I just thought I would start a thread here to see how many people in the South West area would be interested in meeting up for a free Dog photoshoot?
I'm looking to meet some folk and capture images of all different breeds to add to my portfolio.. My idea is .. That if you had the spare time and would like a few free photos of your beloved dogs- then maybe we could meet up and do a photoshoot? Now by photoshoot I don't mean in a studio with white background etc.. all my work is done with dogs at there most comfortable- normally outdoors so they can run around and do as they usually do while I snap away! If you would like a portrait shot then it is as simple as asking ur dog to sit still for a few seconds The photos may well end up on my website or facebook pages but you would be welcome to say if you wouldn't prefer that.

Would do you all think?


----------



## Manoy Moneelil (Sep 1, 2011)

Have you considered just touting on a nice day along a dog walking route? 

As lighting will be your biggest restricting factor and arranging to be at the right place at the right time with the right dog/owner seems like a more difficult proposition. 

You control the day/weather/lighting and location just take pot luck with the dogs on the day, a supply of business cards and your bags etc might convince most you are not a loony. 

I'm sure many would accept an email with the pictures, and print on their own printer.
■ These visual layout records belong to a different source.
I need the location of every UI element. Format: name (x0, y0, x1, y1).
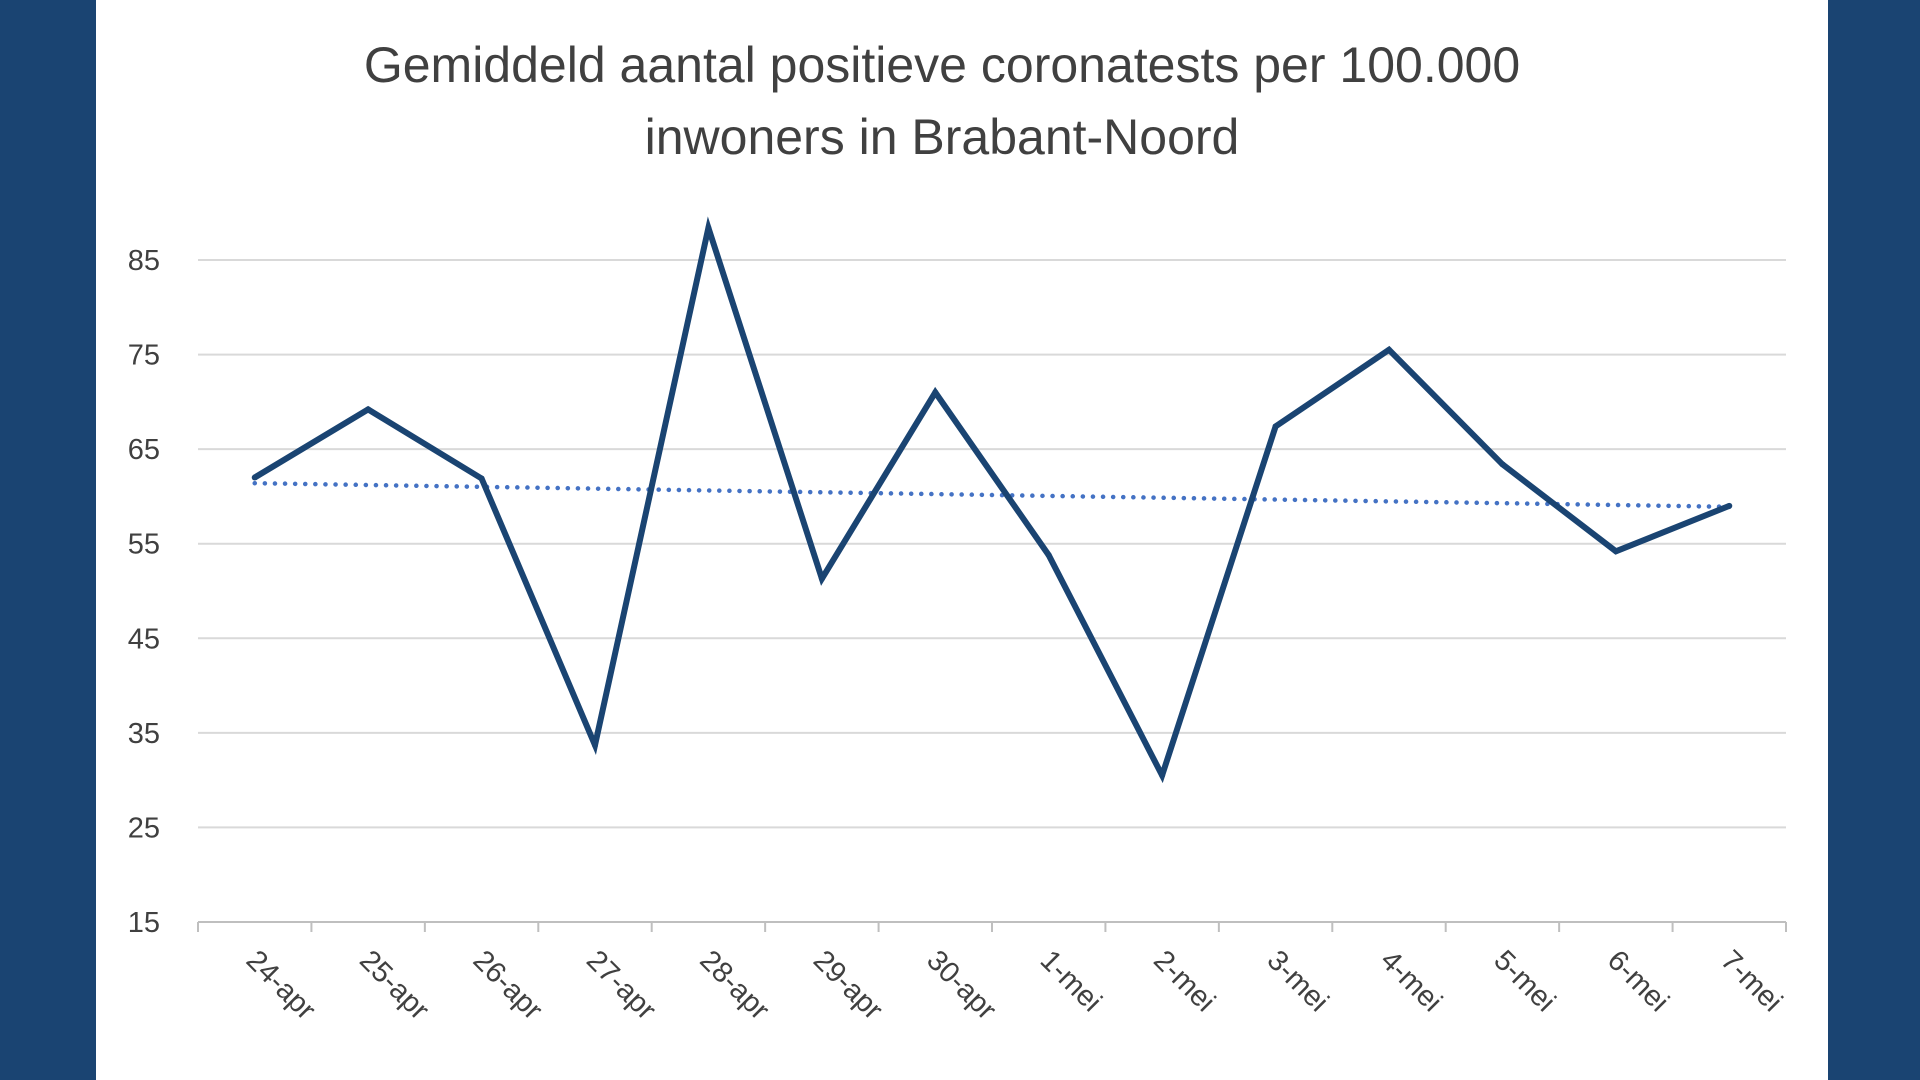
data-point (1612, 548, 1619, 555)
data-point (1159, 772, 1166, 779)
x-tick-label: 30-apr (920, 944, 1002, 1026)
chart-panel: Gemiddeld aantal positieve coronatests p… (96, 0, 1828, 1080)
chart-title-line-2: inwoners in Brabant-Noord (645, 109, 1240, 165)
data-point (1045, 552, 1052, 559)
x-tick-label: 4-mei (1374, 944, 1448, 1018)
x-tick-label: 2-mei (1147, 944, 1221, 1018)
data-point (592, 742, 598, 749)
data-point (1499, 461, 1506, 468)
x-tick-label: 28-apr (693, 944, 775, 1026)
x-tick-label: 3-mei (1261, 944, 1335, 1018)
series (251, 216, 1733, 784)
data-point (1726, 502, 1733, 509)
x-tick-label: 29-apr (807, 944, 889, 1026)
y-tick-label: 65 (128, 434, 160, 466)
y-tick-label: 25 (128, 812, 160, 844)
trendline (252, 480, 1732, 510)
data-point (251, 474, 258, 481)
x-axis-tick-labels: 24-apr 25-apr 26-apr 27-apr 28-apr 29-apr 30-a… (240, 944, 1788, 1026)
gridlines (198, 259, 1786, 829)
data-point (1386, 346, 1392, 353)
series-line (253, 216, 1731, 784)
x-tick-label: 7-mei (1714, 944, 1788, 1018)
x-tick-label: 5-mei (1487, 944, 1561, 1018)
y-tick-label: 75 (128, 340, 160, 372)
x-axis (197, 921, 1787, 932)
line-chart: Gemiddeld aantal positieve coronatests p… (128, 37, 1789, 1026)
data-point (365, 406, 372, 413)
y-tick-label: 55 (128, 529, 160, 561)
data-point (818, 575, 825, 582)
chart-title-line-1: Gemiddeld aantal positieve coronatests p… (364, 37, 1520, 93)
data-point (478, 475, 485, 482)
x-tick-label: 24-apr (240, 944, 322, 1026)
data-point (932, 389, 939, 396)
y-tick-label: 15 (128, 907, 160, 939)
trendline-line (252, 480, 1732, 510)
x-tick-label: 25-apr (353, 944, 435, 1026)
y-tick-label: 45 (128, 623, 160, 655)
y-axis-tick-labels: 15 25 35 45 55 65 75 85 (128, 245, 160, 939)
x-tick-label: 1-mei (1034, 944, 1108, 1018)
x-tick-label: 6-mei (1601, 944, 1675, 1018)
x-tick-label: 27-apr (580, 944, 662, 1026)
y-tick-label: 35 (128, 718, 160, 750)
y-tick-label: 85 (128, 245, 160, 277)
data-point (705, 224, 712, 231)
data-point (1272, 423, 1279, 430)
x-tick-label: 26-apr (467, 944, 549, 1026)
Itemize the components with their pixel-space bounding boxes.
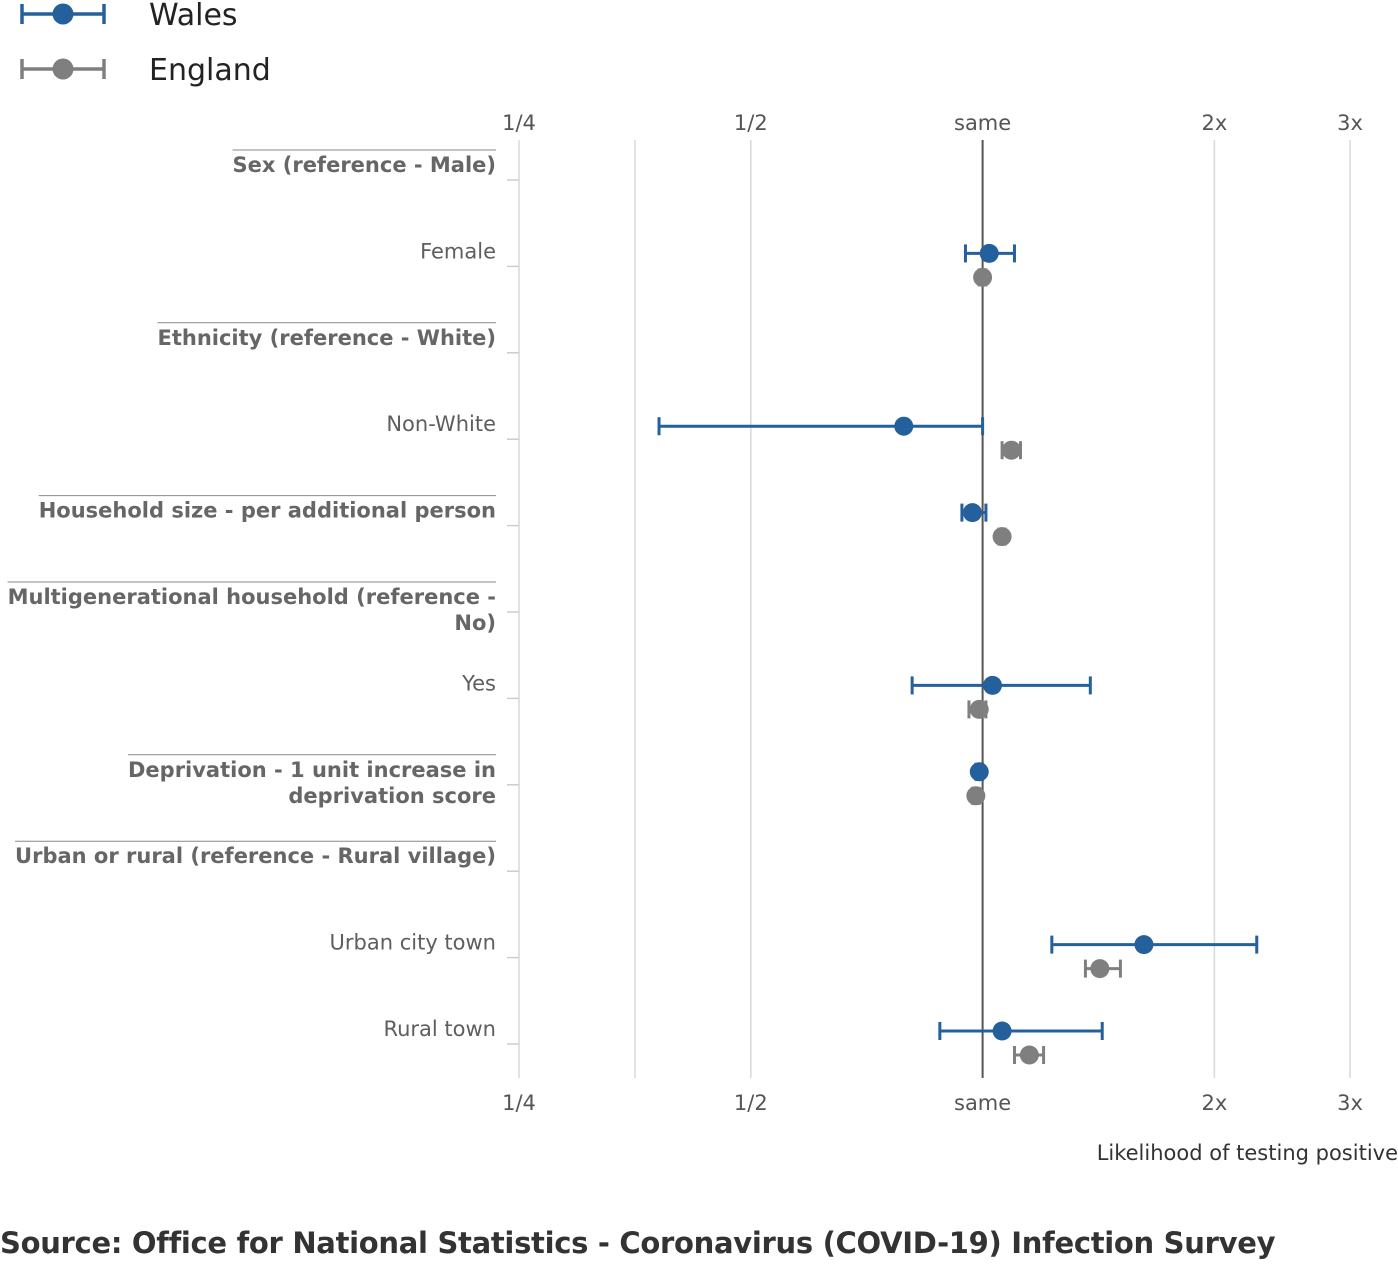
data-point-england [1012, 1045, 1046, 1065]
x-tick-label-bottom: same [954, 1091, 1011, 1115]
x-tick-label-top: same [954, 111, 1011, 135]
estimate-marker [966, 786, 986, 806]
data-point-england [992, 527, 1012, 547]
legend-marker [52, 58, 74, 80]
x-axis-label: Likelihood of testing positive [1097, 1141, 1398, 1165]
x-tick-label-bottom: 1/2 [734, 1091, 768, 1115]
category-label: Non-White [386, 412, 496, 436]
category-label: Yes [461, 671, 496, 695]
x-tick-label-bottom: 1/4 [502, 1091, 536, 1115]
data-point-wales [938, 1021, 1104, 1041]
x-tick-label-top: 2x [1202, 111, 1228, 135]
category-label: Rural town [383, 1017, 496, 1041]
estimate-marker [1019, 1045, 1039, 1065]
source-note: Source: Office for National Statistics -… [0, 1226, 1276, 1260]
estimate-marker [962, 503, 982, 523]
category-heading: Sex (reference - Male) [233, 153, 496, 177]
data-marks [657, 243, 1259, 1065]
x-tick-label-top: 1/4 [502, 111, 536, 135]
x-tick-label-bottom: 2x [1202, 1091, 1228, 1115]
legend-item-wales: Wales [20, 0, 238, 33]
estimate-marker [969, 762, 989, 782]
forest-plot: 1/4 1/4 1/2 1/2 same same 2x 2x 3x 3x Sex (refere… [7, 0, 1398, 1165]
estimate-marker [1134, 935, 1154, 955]
estimate-marker [979, 243, 999, 263]
legend-label: Wales [149, 0, 238, 33]
data-point-wales [657, 416, 985, 436]
category-heading: Urban or rural (reference - Rural villag… [15, 844, 496, 868]
estimate-marker [1001, 440, 1021, 460]
category-heading: Household size - per additional person [39, 499, 496, 523]
estimate-marker [992, 527, 1012, 547]
estimate-marker [1090, 959, 1110, 979]
data-point-england [1083, 959, 1122, 979]
data-point-wales [1050, 935, 1259, 955]
legend: Wales England [20, 0, 271, 88]
x-tick-label-top: 1/2 [734, 111, 768, 135]
x-tick-label-bottom: 3x [1337, 1091, 1363, 1115]
category-labels: Sex (reference - Male) Female Ethnicity (r… [7, 149, 519, 1045]
estimate-marker [894, 416, 914, 436]
category-heading: Ethnicity (reference - White) [157, 326, 496, 350]
data-point-england [1000, 440, 1023, 460]
estimate-marker [969, 699, 989, 719]
estimate-marker [982, 675, 1002, 695]
x-tick-label-top: 3x [1337, 111, 1363, 135]
legend-item-england: England [20, 53, 271, 88]
estimate-marker [973, 267, 993, 287]
legend-label: England [149, 53, 271, 88]
data-point-england [967, 699, 989, 719]
data-point-england [966, 786, 986, 806]
category-label: Urban city town [330, 931, 496, 955]
category-heading: Deprivation - 1 unit increase in deprivat… [128, 758, 496, 808]
category-heading: Multigenerational household (reference -… [8, 585, 496, 635]
gridlines: 1/4 1/4 1/2 1/2 same same 2x 2x 3x 3x [502, 111, 1363, 1115]
data-point-england [973, 267, 993, 287]
data-point-wales [963, 243, 1016, 263]
estimate-marker [992, 1021, 1012, 1041]
legend-marker [52, 3, 74, 25]
category-label: Female [420, 239, 496, 263]
data-point-wales [969, 762, 989, 782]
data-point-wales [910, 675, 1092, 695]
data-point-wales [960, 503, 988, 523]
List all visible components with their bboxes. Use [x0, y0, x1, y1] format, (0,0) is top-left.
You could watermark these to encourage conversions to sales.


----------



## Reddo (Feb 16, 2012)

Manoy Moneelil said:


> Have you considered just touting on a nice day along a dog walking route?
> 
> As lighting will be your biggest restricting factor and arranging to be at the right place at the right time with the right dog/owner seems like a more difficult proposition.
> 
> ...


Hi, thanks for the advise  this is something im already doing - i come across a fair few people on dog walks who are interested..just thought id see if anyone here would like to give it a go  I do alot more Equine photography at the moment, shows etc so this was just an opperunity for me to build up the portfolio and meet some other dog owners along the way


----------



## Dogless (Feb 26, 2010)

I think it's a great idea and if I wasn't in NI then I would take you up on the offer!


----------